Syed Waqar ul Qounain Jaffry (سید وقارالکونین جعفری; born 1978) is a Pakistani academic and researcher in the field of computer science and artificial intelligence. He is a full Professor of Artificial Intelligence, Director of National Centre of Artificial Intelligence, and Chairman of the Department of Information Technology at the University of the Punjab, Lahore.

==Early life==
Jaffry was born in 1978 to an educated, Punjabi-speaking, Syed family in Lahore, Pakistan. He received his college degrees from the Government College Lahore, and MSc. Computer Science from the Department of Computer Science, University of the Punjab, Lahore. He earned a PhD degree with ranked Highest Accolade (excellent) in Computer Science and Artificial Intelligence at Agent Systems Research Group, Department of Artificial Intelligence, Vrije Universiteit Amsterdam.

== Career ==
Jaffry started his career as a lecturer at the University of the Punjab and elevated to a full professor. He is associated with the Punjab University College of Information Technology (PUCIT) since 2000. He also served on various academic and administrative positions as Graduate Program Coordinator, ACM Student Chapter Adviser, Chairman Computer Society, Secretary of Doctoral Program Committee (DPC), Graduate Financial Support Committee, Research Advisory Committee, Curriculum Development Committee etc.

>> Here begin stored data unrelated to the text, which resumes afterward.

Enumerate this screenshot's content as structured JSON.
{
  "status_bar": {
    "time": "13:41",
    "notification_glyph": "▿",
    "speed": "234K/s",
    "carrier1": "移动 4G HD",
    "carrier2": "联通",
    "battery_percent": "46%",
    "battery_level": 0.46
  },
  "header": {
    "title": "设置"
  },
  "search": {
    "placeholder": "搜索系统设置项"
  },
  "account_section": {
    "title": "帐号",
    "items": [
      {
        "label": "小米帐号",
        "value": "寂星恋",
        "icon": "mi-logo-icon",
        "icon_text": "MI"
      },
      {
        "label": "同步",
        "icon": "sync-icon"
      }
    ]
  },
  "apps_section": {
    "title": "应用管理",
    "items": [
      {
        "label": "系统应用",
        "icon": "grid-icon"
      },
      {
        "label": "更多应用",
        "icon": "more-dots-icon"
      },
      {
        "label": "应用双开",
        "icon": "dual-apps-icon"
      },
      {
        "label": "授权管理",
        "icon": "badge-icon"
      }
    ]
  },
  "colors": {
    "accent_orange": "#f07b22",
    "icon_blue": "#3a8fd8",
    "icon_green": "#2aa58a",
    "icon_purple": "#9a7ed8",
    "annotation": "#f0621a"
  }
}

Jaffry is currently serving as the Director of National Centre of Artificial Intelligence (NCAI), and Chairman of the Department of Information Technology, University of the Punjab, Lahore.

==Services==
Jaffry is serving as a Vice Chair, IEEE Computer Society, Lahore Section. He served as Technical Co-Chair in IEEE International Conference on Advancement in Computational Sciences (ICACS). As the chief organizer, he organized the National Software Exhibition and Competition (SOFTExpo) for five consecutive years from 2013 to 2017. In this event, besides software and programming competitions, he initiated and executed the first ever National Graduate Research Symposium. In the K-12 curriculum, he is the Convener of External Review Committee for Computer Science and Information Technology Textbooks at Punjab Curriculum and Textbook Board (PCTB), Lahore. Besides textbook evaluator at PCTB, he is also serving as the Convener of Review Committee for the Review of Curriculum of Computer Science and Information Technology for Grades VI-XII at Punjab Curriculum and Textbook Board, Lahore. In this committee, he designed a curriculum for the subject of Computer Science and Information Technology (ICT) at Grades VI-XII at the Punjab province.

==Published works==
Jaffry has contributed to over 70 books, book chapters, researcher articles, and policy drafts in well-reputed international conferences, journals, and public forums.

==Honours and awards==
- Senior Member, Institute of Electrical and Electronics Engineers (IEEE)
- Senior Member, Association for Computing Machinery (ACM)
- Chair, Conferences Committee, Institute of Electrical and Electronics Engineers (IEEE), Lahore Section.
- PhD Approved Supervisor, Higher Education Commission (HEC), Islamabad, Pakistan.
- Evaluator, Research Funding Proposals of Ignite, National Information and Communication Technology Research and Development (ICTRnD) Ignite Fund, Islamabad, Pakistan.
- Program Evaluator, National Computing Education Accreditation Council (NCEAC), Higher Education Commission (HEC), Islamabad, Pakistan.
- Member Board of Studies, Department of Computer Science and Information Technology, University of Engineering and Technology, Peshawar, Pakistan.
- Member Board of Studies, Centre for Data Science, Government College University (GCU), Faisalabad, Pakistan.
- Director, Agent-based Computational Modeling Laboratory, National Center of Artificial Intelligence (NCAI), Pakistan.
- Member Judging Panel, National Grassroots ICT Research Initiative (NGIRI), Ignite, National Information and Communication Technology Research and Development (ICTRnD) Fund, Islamabad, Pakistan.
- Technical Co-Chair, IEEE International Conference on the Advancements in Computational Sciences.
- Vice Chair, IEEE Computer Society (CS), Lahore Section, Lahore, Pakistan.
- Convener, External Review Committee for the Computer Science and Information Technology Textbooks, Punjab Curriculum and Textbook Board, Punjab, Pakistan.
- Convener, Committee for Single National Curriculum (SNC) of the Computer Studies Grades VI-XII, Punjab Curriculum and Textbook Board, Punjab, Pakistan.
- Convener, Review Committee for the review of the Curriculum of Computer Science and Information Technology for Grades VI-XII, Punjab Curriculum and Textbook Board, Punjab, Pakistan.
- Advisor for Interview, Punjab Public Service Commission, Lahore, Pakistan.